The problem was, the woman on the subway hadn’t felt like a stranger. Something about her had felt deeply familiar, like slipping into a favorite old sweatshirt. I’d noticed it immediately, right when she stepped on, before her dress fiasco. And then I couldn’t stop glancing at her, the way the curls of her hair touched her forehead just so, her delicate lips like a perfectly tied bow. But her eyes were so sad, like a kid whose dog had just died.

What I felt wasn’t sexual, not exactly. It was just a feeling, and it scrambled my brain. Like when you see a stranger and you can’t stop staring at them, and you want to know what’s going on in their head at that very second. And then when her dress ripped, and her expression downshifted into horror, well—I couldn’t have stopped the urge to help her if I’d tried. And that uncontrollable, inexplicable feeling annoyed the crap out of me.

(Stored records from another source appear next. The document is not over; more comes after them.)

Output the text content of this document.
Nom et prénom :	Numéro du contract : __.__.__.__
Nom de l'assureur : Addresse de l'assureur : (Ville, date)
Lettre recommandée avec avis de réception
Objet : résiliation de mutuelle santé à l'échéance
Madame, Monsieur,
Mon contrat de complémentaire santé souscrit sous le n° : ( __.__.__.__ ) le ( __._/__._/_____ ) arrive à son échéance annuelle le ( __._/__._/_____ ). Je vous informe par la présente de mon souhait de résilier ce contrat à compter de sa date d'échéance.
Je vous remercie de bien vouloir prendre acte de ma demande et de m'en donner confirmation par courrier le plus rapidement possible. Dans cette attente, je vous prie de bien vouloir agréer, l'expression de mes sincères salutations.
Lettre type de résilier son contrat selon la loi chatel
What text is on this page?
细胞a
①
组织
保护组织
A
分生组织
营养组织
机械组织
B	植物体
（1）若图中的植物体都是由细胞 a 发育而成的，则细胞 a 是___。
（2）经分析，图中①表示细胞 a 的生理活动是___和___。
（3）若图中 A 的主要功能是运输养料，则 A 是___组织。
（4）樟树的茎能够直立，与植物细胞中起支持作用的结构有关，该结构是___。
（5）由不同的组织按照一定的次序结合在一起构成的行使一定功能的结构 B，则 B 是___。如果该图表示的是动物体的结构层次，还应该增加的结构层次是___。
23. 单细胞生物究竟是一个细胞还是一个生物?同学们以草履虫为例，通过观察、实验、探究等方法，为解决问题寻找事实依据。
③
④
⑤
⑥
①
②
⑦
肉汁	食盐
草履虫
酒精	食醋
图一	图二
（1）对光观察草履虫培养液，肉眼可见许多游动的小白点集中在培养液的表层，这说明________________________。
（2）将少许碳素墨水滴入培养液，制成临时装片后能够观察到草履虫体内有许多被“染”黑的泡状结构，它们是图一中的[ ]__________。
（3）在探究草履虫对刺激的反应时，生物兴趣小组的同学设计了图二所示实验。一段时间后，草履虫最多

“But was she pretty?” Perrine said, interrupting my thinking.

“I mean”—I shrugged—“sure. But it’s not like I was trying to ask her out.”

The woman on the subway hadn’t looked anything like the women I’d dated before or after Angie, or what my mother called my “blond army of exes,” a flip remark she’d made last summer while offering her thoughts on the status of my dating life (or lack thereof).

“The Hayes doth protest too much, methinks.”

“I wasn’t!”

“Fine,” Perrine said, narrowing her eyes and letting it go. But I knew thoughts were still churning away in her head. Perrine was calculating, and as inquisitive as a cat. Nothing got past her. Literally, nothing. It’s what made her an amazing surgeon. But it’s also what made her a pain in the ass.

Now my brain was off and running, remembering the long slope of the woman on the subway’s nose, and her bright lips, and the way her short, wavy black hair framed the angles of her face just right. What had Perrine called it when she’d cut her hair short a few years ago? A bob? The first thought that had popped into my mind when I’d turned and seen the woman frantically wrestling with her dress was how my hands would fit perfectly in her curls. I shook my head to get the thought out of my brain, did a few neck rolls to loosen the tension that had settled there. Everything about today was just off.